Independentemente do número de pessoas que vá à avenida Paulista, sabemos que mais da metade da população rejeita o governo Bolsonaro. Sabemos também que, se a eleição fosse hoje, o presidente disputaria um segundo turno contra Lula, no qual o petista o derrotaria por larga margem. Sabemos ainda que os candidatos a candidato da terceira via patinham em índices baixos de popularidade. É com base nesse retrato, que cobre todo o espaço amostral, não em fotos parciais, que todos deveriam se posicionar.
Não estou, obviamente, pedindo que agentes políticos parem de raciocinar e agir politicamente. Peço apenas que façam todas as contas. Se, para Lula é preferível enfrentar um Bolsonaro enfraquecido a um candidato de baixa rejeição, esse cenário só poderá materializar-se se o capitão reformado de fato se mantiver exangue e se não melar a eleição, como já indicou que fará. De modo análogo, para o centrão é confortável seguir extraindo cargos e verbas de um governo na lona, mas isso só vale se estiverem seguros de que Bolsonaro não fará nada fora do script. Estão?

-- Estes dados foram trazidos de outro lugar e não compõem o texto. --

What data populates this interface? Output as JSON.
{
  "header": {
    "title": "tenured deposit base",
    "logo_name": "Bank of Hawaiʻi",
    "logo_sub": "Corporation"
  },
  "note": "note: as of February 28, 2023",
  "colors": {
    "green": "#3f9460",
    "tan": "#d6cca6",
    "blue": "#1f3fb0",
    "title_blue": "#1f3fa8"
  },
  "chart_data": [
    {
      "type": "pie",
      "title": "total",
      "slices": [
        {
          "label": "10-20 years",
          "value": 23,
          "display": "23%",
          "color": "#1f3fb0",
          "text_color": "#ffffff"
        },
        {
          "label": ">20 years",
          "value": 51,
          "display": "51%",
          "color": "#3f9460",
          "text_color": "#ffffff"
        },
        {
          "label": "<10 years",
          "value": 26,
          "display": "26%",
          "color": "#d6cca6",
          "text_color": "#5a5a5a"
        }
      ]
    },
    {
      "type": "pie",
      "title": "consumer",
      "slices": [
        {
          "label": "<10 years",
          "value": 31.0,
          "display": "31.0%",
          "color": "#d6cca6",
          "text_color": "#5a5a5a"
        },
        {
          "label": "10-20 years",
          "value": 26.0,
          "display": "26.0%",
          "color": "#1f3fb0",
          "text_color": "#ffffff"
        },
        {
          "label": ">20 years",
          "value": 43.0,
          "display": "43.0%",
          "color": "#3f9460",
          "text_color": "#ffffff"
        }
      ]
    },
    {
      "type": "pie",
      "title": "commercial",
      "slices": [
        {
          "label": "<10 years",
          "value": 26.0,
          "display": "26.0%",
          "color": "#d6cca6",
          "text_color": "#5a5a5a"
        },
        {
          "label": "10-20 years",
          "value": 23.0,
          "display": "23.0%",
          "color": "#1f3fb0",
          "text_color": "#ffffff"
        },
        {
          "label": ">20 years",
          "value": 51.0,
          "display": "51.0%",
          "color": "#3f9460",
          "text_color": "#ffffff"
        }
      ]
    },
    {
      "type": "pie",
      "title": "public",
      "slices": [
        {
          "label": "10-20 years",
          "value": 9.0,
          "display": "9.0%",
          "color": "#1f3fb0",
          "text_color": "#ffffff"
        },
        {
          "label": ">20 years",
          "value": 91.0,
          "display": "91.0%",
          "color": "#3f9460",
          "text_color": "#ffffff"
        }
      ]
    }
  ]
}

É compreensível que Bolsonaro e seus apoiadores rendam homenagens à relíquia bárbara e se reúnam em praça pública munidos de tacapes. É só o que têm. Mas grupos políticos menos bárbaros deveriam parar de, adolescentemente, comparar o tamanho de suas manifestações e se concentrar na preservação das instituições, o que, a meu ver, passa pelo impeachment de Bolsonaro.